Friday, May 29, 2009

Coyotes Losing Eight Figures In Coming Weeks

((HT: GlobeSports/Waldie))

The Phoenix Coyotes expect to lose nearly $17-million (all currency U.S.) on operations during the next few weeks while the club’s future is determined by a bankruptcy court in Arizona.
The Coyotes filed a budget in court this week as part of their request for emergency financing to get through the Chapter 11 process.
The budget lists weekly revenue and expenses until July 25 and shows a cumulative shortfall of $16.7-million. The club expects to pull in around $275,000 most weeks, reflecting corporate sponsorships and ticket sales to various events at the Jobing.com arena, which the Coyotes manage, according to the filing. Expenses range from $680,000 to more than $3-million during one week as various bills come due.
One of the largest single expenses involves a payment to Wayne Gretzky ((pictured, thanks GlobeSports file)) , a part owner and the team’s head coach.
The budget filed this week includes a line that reads “revenue sharing – WG comp.” There is one payment under that heading – $625,000 this week. An earlier version of the budget filed in court shortly after the club filed for protection showed a second payment of $650,000 during the last week of June. That payment is not shown on the latest budget.
Gretzky paid $1-million for a 1.5-per-cent stake in the Coyotes and was entitled to receive a 14-per-cent cut of any profits, according to documents filed in court. That was a far better deal than other investors received. For example, another investor, Jim Wikert, also paid $1-million for a 1.5-per-cent share but was entitled to just 1 per cent of profits, the documents showed. And John Breslow who spent $2-million for a 3-per-cent stake, was supposed to receive a 2-per-cent share.
It is unlikely that any of them received profit sharing at all because club executives have said in court filings that the Coyotes never made money since moving from Winnipeg in 1996. The club expected to lose $29.1-million on operations during this fiscal year, which ends on June 30, according to documents filed in court.
The NHL has agreed to finance the club during the bankruptcy-protection process. The NHL has already lent the Coyotes $13.4-million under a line of credit set up in February. The Coyotes will continue to draw on that line of credit, which is unlimited, according to court filings.
Canadian businessman Jim Balsillie was going to provide up to $17-million in so-called “debtor in possession” financing when the Coyotes filed for protection on May 5. But the NHL and another creditor objected because Balsillie’s loan would be given priority over other loans. There were also concerns about Balsillie providing financing while also making a bid to buy the club.
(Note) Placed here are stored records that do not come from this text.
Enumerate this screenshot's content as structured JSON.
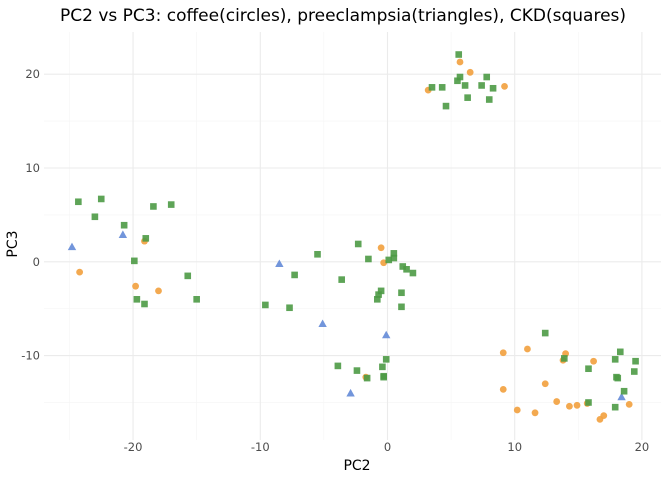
{
  "chart_data": {
    "type": "scatter",
    "title": "PC2 vs PC3: coffee(circles), preeclampsia(triangles), CKD(squares)",
    "xlabel": "PC2",
    "ylabel": "PC3",
    "xlim": [
      -27,
      21.5
    ],
    "ylim": [
      -19,
      24.5
    ],
    "x_ticks": [
      -20,
      -10,
      0,
      10,
      20
    ],
    "y_ticks": [
      -10,
      0,
      10,
      20
    ],
    "x_tick_labels": [
      "-20",
      "-10",
      "0",
      "10",
      "20"
    ],
    "y_tick_labels": [
      "-10",
      "0",
      "10",
      "20"
    ],
    "grid": true,
    "legend": "none",
    "series": [
      {
        "shape": "circle",
        "color": "#f2a03d",
        "points": [
          [
            -24.2,
            -1.1
          ],
          [
            -19.8,
            -2.6
          ],
          [
            -19.1,
            2.2
          ],
          [
            -18.0,
            -3.1
          ],
          [
            -0.5,
            1.5
          ],
          [
            -0.3,
            -0.1
          ],
          [
            -1.7,
            -12.3
          ],
          [
            3.2,
            18.3
          ],
          [
            5.7,
            21.3
          ],
          [
            6.5,
            20.2
          ],
          [
            9.2,
            18.7
          ],
          [
            9.1,
            -9.7
          ],
          [
            9.1,
            -13.6
          ],
          [
            10.2,
            -15.8
          ],
          [
            11.0,
            -9.3
          ],
          [
            11.6,
            -16.1
          ],
          [
            12.4,
            -13.0
          ],
          [
            13.3,
            -14.9
          ],
          [
            13.8,
            -10.5
          ],
          [
            14.0,
            -9.8
          ],
          [
            14.3,
            -15.4
          ],
          [
            14.9,
            -15.3
          ],
          [
            15.7,
            -15.1
          ],
          [
            16.2,
            -10.6
          ],
          [
            16.7,
            -16.8
          ],
          [
            17.0,
            -16.4
          ],
          [
            19.0,
            -15.2
          ]
        ]
      },
      {
        "shape": "triangle",
        "color": "#6a8fd9",
        "points": [
          [
            -24.8,
            1.6
          ],
          [
            -20.8,
            2.9
          ],
          [
            -8.5,
            -0.2
          ],
          [
            -5.1,
            -6.6
          ],
          [
            -0.1,
            -7.8
          ],
          [
            -2.9,
            -14.0
          ],
          [
            18.4,
            -14.4
          ]
        ]
      },
      {
        "shape": "square",
        "color": "#4c9a45",
        "points": [
          [
            -24.3,
            6.4
          ],
          [
            -22.5,
            6.7
          ],
          [
            -23.0,
            4.8
          ],
          [
            -20.7,
            3.9
          ],
          [
            -19.9,
            0.1
          ],
          [
            -19.7,
            -4.0
          ],
          [
            -19.1,
            -4.5
          ],
          [
            -19.0,
            2.5
          ],
          [
            -18.4,
            5.9
          ],
          [
            -17.0,
            6.1
          ],
          [
            -15.7,
            -1.5
          ],
          [
            -15.0,
            -4.0
          ],
          [
            -9.6,
            -4.6
          ],
          [
            -7.7,
            -4.9
          ],
          [
            -7.3,
            -1.4
          ],
          [
            -5.5,
            0.8
          ],
          [
            -3.9,
            -11.1
          ],
          [
            -3.6,
            -1.9
          ],
          [
            -2.4,
            -11.6
          ],
          [
            -2.3,
            1.9
          ],
          [
            -1.6,
            -12.4
          ],
          [
            -1.5,
            0.3
          ],
          [
            -0.8,
            -4.0
          ],
          [
            -0.7,
            -3.5
          ],
          [
            -0.5,
            -3.1
          ],
          [
            -0.4,
            -11.2
          ],
          [
            -0.3,
            -12.2
          ],
          [
            -0.3,
            -12.3
          ],
          [
            -0.1,
            -10.4
          ],
          [
            0.1,
            0.2
          ],
          [
            0.5,
            0.9
          ],
          [
            0.5,
            0.4
          ],
          [
            1.1,
            -3.3
          ],
          [
            1.1,
            -4.8
          ],
          [
            1.2,
            -0.5
          ],
          [
            1.5,
            -0.8
          ],
          [
            2.0,
            -1.2
          ],
          [
            3.5,
            18.6
          ],
          [
            4.3,
            18.6
          ],
          [
            4.6,
            16.6
          ],
          [
            5.5,
            19.3
          ],
          [
            5.6,
            22.1
          ],
          [
            5.7,
            19.7
          ],
          [
            6.1,
            18.8
          ],
          [
            6.3,
            17.5
          ],
          [
            7.4,
            18.8
          ],
          [
            7.8,
            19.7
          ],
          [
            8.0,
            17.3
          ],
          [
            8.3,
            18.5
          ],
          [
            12.4,
            -7.6
          ],
          [
            13.9,
            -10.3
          ],
          [
            15.8,
            -11.4
          ],
          [
            15.8,
            -15.0
          ],
          [
            17.9,
            -15.5
          ],
          [
            17.9,
            -10.4
          ],
          [
            18.0,
            -12.3
          ],
          [
            18.1,
            -12.4
          ],
          [
            18.3,
            -9.6
          ],
          [
            18.6,
            -13.8
          ],
          [
            19.5,
            -10.6
          ],
          [
            19.4,
            -11.7
          ]
        ]
      }
    ]
  }
}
All sides reached a deal out of court that left the financing in the hands of the NHL.
Balsillie has offered to pay $212.5-million for the Coyotes and move the club to Hamilton. Under his offer, Gretzky would receive as much as $22.5-million. The league has opposed Balsillie’s bid, saying it violates league rules governing relocation.
The budget filed in court also showed that the club pays about $200,000 a week to cover a loan from MSD Capital LP, which manages money for computer magnate Michael Dell. The Coyotes owe MSD roughly $80-million.
The Coyotes have 50 players under contract, filings show, and they have all been paid for the 2008-09 season. The budget shows four payments labelled “player signing bonus.” Three of the payments are in July and are $357,500, $700,000 and $150,000. One payment is in June, $65,000. It is not clear who the money goes to.